|Written by Ollie Woods|
|04 Feb 2010|
In February 2009 I took the trans-Manchurian express on a two day train journey from Beijing to the Russian border. My destination was a small mining town called Zhalai Nuer in Inner Mongolia. The town was still in the grip of a harsh Siberian winter. I felt like I had come to the end of the world.
The area is rich in coal and the town's main landmark is its massive open cast coal mine, called Lutien mine. Around 40 old-fashioned steam trains were working there day and night, hauling coal from the pit. The mine had become a mecca for railway enthusiasts from all over the world: Australia, South Africa, Germany, Britain and America. But by spring of this year the trains will all be scrapped, passed over as inefficient and costly. "It's the last great steam show left on earth" one of them told me mournfully.

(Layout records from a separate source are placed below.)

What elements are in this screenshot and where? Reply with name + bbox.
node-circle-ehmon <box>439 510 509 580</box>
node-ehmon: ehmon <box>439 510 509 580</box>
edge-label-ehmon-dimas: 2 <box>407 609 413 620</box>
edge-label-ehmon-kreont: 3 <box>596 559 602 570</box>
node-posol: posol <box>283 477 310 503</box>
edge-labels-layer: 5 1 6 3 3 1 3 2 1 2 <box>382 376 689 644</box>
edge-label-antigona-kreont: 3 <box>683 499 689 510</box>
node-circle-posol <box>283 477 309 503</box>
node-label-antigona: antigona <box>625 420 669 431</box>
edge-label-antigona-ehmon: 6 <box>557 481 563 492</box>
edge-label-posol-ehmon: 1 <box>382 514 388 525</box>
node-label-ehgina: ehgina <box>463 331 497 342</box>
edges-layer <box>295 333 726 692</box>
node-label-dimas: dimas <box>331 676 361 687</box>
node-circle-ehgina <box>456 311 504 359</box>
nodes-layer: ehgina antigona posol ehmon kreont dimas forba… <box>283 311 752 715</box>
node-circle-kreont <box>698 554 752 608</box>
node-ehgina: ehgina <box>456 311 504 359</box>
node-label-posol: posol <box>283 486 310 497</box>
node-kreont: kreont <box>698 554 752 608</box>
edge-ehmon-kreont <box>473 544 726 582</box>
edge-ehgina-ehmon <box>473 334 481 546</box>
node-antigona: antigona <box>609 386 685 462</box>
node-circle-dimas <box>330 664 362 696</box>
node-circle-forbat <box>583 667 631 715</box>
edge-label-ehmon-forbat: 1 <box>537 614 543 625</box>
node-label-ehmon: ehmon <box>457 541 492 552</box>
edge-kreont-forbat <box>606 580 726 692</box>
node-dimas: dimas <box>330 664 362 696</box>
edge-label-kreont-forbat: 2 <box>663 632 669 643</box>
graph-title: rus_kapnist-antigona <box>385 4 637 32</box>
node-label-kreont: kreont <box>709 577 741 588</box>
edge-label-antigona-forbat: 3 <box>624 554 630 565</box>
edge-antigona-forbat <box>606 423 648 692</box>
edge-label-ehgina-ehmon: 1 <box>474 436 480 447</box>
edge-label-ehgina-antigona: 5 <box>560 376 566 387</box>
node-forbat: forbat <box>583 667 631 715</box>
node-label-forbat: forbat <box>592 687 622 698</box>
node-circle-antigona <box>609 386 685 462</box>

The remoteness of Zhalai Nuer and its proximity to Mongolia and Russia fascinated me. Was this the last place in this part of China where people could be truly called Chinese before they started to become another nationality? I made a return trip in the boiling heat of June. In summer you notice more about people: the old, the young, rich and poor. But this time I was the only westerner in town and I was an object of curiosity. On a local bus journey a young boy politely asked me where I was from. I answered and soon the bus resounded with incredulous cries of "England! English!".